A federal judge in Orlando, Florida has permanently barred Richard Goble, president of a defunct clearing firm and a critic of the Financial Industry Regulatory Authority, from the securities industry and ordered him to pay a fine of $7,500.
U.S. District Judge Mary Scriven said that Goble was guilty of engaging in an improper transaction to keep his clearing firm afloat. The firm, North American Clearing, was shut down by the Securites and Exchange Commission in May 2008. At one point it had about 40 small broker-dealer clients and cleared transactions for 10,000 customer accounts valued at more than $500 million.
The firm’s financial woes began in 2007 when a large client departed and it lost more than $7 million with customer transactions in a penny stock-company. North American Clearing was based in Longwood, Fla.

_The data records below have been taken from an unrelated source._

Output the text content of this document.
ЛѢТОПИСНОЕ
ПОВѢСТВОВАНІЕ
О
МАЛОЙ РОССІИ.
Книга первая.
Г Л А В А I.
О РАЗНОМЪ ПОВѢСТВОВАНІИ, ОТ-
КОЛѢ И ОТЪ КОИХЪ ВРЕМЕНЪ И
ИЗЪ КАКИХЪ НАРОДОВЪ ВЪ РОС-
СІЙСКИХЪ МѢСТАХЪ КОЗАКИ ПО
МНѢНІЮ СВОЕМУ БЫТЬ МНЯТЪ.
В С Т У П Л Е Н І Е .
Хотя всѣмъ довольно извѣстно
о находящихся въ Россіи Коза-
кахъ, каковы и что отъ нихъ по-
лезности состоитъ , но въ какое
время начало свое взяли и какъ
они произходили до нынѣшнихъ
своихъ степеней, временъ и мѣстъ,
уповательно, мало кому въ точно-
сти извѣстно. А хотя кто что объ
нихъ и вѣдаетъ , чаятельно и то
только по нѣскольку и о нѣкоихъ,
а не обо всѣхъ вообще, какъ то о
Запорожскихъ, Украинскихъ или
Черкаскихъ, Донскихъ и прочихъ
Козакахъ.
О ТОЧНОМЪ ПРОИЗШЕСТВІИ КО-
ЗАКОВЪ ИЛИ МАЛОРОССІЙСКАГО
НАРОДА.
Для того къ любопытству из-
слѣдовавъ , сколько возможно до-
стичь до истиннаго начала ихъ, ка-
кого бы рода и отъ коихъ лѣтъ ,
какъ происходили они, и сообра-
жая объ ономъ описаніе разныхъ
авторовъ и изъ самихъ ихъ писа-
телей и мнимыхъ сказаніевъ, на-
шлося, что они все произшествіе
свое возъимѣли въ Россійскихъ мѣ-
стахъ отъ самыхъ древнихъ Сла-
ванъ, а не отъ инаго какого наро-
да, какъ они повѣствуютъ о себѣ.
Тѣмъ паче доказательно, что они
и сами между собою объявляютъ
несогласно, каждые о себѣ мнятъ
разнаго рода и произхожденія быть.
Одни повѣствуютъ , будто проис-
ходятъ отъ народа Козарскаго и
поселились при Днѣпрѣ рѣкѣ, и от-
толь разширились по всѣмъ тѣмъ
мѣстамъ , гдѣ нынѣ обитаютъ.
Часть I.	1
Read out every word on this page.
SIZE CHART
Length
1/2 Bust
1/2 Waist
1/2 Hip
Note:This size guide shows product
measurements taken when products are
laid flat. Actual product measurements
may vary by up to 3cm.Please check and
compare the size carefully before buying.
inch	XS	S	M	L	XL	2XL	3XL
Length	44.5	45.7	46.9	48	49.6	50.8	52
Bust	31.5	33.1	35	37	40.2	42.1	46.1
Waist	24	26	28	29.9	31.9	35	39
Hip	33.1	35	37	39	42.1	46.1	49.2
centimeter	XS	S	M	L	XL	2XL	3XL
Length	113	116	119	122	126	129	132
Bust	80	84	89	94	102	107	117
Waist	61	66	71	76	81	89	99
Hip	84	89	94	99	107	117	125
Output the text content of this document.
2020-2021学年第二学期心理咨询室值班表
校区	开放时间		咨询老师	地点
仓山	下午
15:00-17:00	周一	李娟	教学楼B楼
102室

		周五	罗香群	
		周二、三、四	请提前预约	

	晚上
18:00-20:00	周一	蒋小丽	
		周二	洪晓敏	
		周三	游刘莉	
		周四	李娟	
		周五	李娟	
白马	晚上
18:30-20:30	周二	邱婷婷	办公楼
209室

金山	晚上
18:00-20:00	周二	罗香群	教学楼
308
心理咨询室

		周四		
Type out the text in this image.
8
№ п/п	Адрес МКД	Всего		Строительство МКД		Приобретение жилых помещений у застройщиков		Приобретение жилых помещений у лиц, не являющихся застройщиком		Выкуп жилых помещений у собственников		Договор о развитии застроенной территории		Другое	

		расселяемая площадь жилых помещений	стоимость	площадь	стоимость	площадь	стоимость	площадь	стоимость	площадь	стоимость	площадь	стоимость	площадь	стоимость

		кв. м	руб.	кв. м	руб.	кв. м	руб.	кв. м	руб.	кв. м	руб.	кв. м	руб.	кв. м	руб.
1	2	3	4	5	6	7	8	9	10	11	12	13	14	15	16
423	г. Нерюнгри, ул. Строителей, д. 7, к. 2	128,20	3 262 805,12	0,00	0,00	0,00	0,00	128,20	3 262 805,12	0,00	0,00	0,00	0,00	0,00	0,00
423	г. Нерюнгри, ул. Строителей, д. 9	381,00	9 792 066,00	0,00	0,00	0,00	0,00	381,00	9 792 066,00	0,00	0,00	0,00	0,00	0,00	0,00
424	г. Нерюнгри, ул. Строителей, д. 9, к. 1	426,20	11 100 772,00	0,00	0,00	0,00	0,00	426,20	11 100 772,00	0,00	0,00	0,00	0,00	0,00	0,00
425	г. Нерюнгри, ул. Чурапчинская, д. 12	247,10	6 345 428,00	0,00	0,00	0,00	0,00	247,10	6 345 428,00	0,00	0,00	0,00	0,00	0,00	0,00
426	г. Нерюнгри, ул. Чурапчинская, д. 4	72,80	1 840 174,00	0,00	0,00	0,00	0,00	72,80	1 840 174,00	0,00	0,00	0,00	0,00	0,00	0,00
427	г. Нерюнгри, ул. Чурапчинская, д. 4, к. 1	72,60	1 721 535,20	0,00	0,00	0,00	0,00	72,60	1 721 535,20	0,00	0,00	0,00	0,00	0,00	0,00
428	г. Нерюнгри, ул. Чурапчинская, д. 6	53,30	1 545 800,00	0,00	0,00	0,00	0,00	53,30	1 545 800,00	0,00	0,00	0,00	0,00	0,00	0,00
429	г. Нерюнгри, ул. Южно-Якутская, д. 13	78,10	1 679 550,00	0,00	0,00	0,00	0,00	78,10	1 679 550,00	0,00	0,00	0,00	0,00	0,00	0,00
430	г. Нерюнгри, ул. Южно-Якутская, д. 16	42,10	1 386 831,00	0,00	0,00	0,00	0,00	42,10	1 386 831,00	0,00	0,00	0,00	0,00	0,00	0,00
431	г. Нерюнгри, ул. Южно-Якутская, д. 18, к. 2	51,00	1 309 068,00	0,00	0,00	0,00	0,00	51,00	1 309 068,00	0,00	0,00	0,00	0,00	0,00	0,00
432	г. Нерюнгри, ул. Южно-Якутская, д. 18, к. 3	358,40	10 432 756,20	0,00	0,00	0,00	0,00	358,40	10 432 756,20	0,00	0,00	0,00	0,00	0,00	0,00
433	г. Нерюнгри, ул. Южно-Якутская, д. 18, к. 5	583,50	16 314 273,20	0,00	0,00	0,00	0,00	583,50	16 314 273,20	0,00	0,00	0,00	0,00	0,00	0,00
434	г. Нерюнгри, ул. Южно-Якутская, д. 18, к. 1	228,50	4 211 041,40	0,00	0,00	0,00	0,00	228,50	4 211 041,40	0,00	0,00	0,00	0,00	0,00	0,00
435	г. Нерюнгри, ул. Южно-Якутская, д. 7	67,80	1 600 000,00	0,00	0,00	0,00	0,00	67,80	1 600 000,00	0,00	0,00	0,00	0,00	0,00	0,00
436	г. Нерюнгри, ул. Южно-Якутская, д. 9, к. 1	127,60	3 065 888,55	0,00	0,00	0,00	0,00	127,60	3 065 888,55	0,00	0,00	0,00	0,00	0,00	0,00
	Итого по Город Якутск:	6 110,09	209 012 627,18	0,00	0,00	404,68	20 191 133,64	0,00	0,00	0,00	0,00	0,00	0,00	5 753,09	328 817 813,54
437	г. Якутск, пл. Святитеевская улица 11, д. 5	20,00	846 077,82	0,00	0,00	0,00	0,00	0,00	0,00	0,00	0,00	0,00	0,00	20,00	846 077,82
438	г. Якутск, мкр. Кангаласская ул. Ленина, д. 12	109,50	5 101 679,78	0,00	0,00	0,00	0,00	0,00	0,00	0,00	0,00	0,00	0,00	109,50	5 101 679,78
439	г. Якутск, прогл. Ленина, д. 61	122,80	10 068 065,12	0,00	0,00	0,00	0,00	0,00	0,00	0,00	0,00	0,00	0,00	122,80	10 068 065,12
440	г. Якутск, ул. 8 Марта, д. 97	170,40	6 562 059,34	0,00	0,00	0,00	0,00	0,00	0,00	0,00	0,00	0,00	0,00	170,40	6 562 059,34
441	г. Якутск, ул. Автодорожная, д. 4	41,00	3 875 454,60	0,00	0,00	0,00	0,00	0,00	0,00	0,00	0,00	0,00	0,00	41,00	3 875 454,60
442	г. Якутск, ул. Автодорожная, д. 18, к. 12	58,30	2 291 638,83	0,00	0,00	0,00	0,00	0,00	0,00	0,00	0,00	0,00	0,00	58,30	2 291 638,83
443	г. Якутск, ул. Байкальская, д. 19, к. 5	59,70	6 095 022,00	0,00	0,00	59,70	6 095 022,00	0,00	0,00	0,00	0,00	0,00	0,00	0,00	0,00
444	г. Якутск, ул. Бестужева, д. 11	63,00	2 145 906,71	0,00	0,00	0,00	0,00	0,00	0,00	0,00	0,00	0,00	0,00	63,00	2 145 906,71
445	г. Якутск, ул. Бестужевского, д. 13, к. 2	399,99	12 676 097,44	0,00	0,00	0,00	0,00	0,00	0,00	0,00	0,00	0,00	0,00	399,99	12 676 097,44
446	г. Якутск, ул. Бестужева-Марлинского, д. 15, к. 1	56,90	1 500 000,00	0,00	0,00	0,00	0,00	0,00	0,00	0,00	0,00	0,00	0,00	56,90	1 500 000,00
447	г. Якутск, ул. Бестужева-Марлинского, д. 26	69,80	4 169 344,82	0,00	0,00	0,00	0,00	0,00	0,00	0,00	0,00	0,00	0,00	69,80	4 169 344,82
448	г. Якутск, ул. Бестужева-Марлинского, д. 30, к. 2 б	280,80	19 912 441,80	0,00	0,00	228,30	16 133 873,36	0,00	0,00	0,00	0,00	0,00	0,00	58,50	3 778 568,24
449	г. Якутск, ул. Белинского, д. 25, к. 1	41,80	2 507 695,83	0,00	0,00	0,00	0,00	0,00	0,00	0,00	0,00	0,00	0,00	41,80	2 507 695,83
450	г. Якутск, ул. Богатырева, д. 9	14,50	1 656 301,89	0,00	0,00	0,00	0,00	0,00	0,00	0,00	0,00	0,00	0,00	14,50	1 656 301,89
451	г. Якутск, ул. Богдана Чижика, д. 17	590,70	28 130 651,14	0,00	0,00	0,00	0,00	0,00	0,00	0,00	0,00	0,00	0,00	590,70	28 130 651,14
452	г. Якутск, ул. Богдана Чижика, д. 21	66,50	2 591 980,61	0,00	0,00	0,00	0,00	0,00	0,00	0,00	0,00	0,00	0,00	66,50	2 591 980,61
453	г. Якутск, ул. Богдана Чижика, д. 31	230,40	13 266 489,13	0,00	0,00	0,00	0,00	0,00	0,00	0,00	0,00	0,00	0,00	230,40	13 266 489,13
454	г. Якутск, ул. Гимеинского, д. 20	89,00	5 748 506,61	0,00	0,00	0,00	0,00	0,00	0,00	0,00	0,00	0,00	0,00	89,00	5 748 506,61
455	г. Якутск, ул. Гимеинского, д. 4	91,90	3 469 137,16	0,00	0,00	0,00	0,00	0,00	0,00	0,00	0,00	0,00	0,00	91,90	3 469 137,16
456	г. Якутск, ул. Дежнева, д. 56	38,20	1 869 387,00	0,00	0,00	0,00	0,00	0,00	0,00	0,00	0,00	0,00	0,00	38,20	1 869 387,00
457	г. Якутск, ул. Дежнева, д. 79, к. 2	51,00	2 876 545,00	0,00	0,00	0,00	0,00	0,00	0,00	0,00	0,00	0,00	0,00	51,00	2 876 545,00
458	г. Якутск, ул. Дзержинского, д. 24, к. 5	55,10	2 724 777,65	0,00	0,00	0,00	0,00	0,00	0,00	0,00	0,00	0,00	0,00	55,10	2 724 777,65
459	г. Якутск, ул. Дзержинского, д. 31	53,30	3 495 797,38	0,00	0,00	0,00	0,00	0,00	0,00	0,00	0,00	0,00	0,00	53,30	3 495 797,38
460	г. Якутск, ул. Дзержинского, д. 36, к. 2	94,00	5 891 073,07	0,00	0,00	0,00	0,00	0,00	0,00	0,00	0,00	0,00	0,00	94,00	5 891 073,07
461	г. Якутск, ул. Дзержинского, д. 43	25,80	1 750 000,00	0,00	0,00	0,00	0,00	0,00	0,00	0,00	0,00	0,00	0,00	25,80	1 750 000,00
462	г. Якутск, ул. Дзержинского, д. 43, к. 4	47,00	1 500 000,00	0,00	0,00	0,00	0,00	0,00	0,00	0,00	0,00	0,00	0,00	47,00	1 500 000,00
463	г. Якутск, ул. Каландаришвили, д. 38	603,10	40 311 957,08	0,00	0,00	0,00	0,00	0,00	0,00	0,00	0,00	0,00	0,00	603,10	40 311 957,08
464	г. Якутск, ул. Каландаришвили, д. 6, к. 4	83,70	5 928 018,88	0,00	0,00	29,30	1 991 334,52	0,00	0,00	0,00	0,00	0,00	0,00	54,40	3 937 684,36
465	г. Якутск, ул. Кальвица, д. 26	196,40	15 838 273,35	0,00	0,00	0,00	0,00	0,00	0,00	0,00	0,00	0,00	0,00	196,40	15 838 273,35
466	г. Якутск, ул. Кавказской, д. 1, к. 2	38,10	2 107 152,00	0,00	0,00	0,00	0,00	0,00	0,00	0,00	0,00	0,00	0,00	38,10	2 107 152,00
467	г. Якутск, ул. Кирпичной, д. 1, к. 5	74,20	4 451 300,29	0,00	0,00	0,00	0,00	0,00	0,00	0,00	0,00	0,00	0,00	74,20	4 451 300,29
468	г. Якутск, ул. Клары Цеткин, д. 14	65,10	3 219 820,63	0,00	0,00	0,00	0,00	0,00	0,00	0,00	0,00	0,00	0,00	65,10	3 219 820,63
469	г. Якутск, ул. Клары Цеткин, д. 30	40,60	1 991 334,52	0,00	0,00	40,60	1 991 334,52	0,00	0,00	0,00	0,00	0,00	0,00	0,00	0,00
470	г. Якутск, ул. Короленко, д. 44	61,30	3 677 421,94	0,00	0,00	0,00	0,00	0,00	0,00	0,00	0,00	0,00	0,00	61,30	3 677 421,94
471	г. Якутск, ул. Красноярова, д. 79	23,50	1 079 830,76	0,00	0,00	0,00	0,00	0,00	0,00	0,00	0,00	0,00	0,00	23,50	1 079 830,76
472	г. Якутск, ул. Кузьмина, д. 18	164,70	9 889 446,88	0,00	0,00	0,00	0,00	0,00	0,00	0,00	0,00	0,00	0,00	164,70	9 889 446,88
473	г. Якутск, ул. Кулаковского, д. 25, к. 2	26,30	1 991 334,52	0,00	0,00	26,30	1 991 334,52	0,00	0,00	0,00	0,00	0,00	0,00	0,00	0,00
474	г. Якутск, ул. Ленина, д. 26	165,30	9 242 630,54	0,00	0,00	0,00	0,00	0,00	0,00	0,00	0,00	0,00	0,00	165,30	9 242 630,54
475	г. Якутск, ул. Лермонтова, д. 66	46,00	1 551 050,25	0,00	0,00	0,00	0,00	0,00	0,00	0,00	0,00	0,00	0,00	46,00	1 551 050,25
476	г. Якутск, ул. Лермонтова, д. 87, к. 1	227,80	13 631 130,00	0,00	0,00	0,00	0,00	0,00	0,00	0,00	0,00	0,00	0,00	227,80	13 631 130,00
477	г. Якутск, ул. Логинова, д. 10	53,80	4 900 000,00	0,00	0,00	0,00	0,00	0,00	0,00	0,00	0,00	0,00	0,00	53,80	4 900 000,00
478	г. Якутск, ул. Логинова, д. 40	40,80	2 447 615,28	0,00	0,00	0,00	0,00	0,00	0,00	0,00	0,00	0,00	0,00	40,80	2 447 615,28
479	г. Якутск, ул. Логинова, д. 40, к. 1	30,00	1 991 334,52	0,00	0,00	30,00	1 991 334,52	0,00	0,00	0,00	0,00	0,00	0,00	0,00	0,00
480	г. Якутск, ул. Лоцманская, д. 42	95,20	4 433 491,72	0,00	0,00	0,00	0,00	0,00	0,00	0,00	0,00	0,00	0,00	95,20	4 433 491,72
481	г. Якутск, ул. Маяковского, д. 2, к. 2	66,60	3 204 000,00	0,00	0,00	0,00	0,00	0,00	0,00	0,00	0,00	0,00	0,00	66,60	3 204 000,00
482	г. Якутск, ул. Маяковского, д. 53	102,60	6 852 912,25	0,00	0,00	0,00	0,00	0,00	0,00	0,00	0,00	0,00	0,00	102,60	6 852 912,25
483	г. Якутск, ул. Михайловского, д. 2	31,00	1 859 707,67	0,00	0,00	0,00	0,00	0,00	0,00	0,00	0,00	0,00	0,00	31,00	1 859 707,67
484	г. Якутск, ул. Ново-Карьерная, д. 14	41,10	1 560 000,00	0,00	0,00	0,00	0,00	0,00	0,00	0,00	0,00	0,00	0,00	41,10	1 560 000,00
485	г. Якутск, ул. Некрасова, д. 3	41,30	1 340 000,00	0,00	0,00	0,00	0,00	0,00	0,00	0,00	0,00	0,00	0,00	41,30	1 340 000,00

According to Judge Scriven, Goble who was president of North American Clearing, did a “sham” sale in May 2008, involving $5 million of money placed by customers in money market funds. Goble wired $3.4 million to his firm’s account to pay for operating expenses.
“Even as late as the trial in this matter, Goble insists that he is blameless and denies the import of his conduct vis-à-vis the patently fraudulent May 13, 2008, transaction,” Judge Scriven said in her ruling on Thursday. “Although his licenses have all expired and the likelihood of his acquiring future licensing is slim, the court finds that a court-imposed injunction would provide a further disincentive for Goble to attempt to secure a license or attempt to engage in the securities business under the licenses of others.”
The SEC, which spearheaded the case, had been seeking a fine of $130,000 during a bench trial Scriven held for Goble in May 2010.
Goble co-founded the Financial Industry Association, which tried to run independent candidates for the board and district committees of FINRA.
In 2006, when the New York Stock Exchange and the National Association of Securities Dealers were merging their regulatory structures to create FINRA, the FIA had called for the resignation of Mary Schapiro who was then chief executive officer of NASD on the grounds the merger would tilt the composition of the new board in favor of membership by executives at large brokerage firms.
Goble did win a seat on FINRA’s board, however, in 2007. He resigned in 2008.
Robert Siriani, an attorney representing Goble with the Brownstone law firm in Winter Park, Fla., said that Goble was considering appealing the ruling.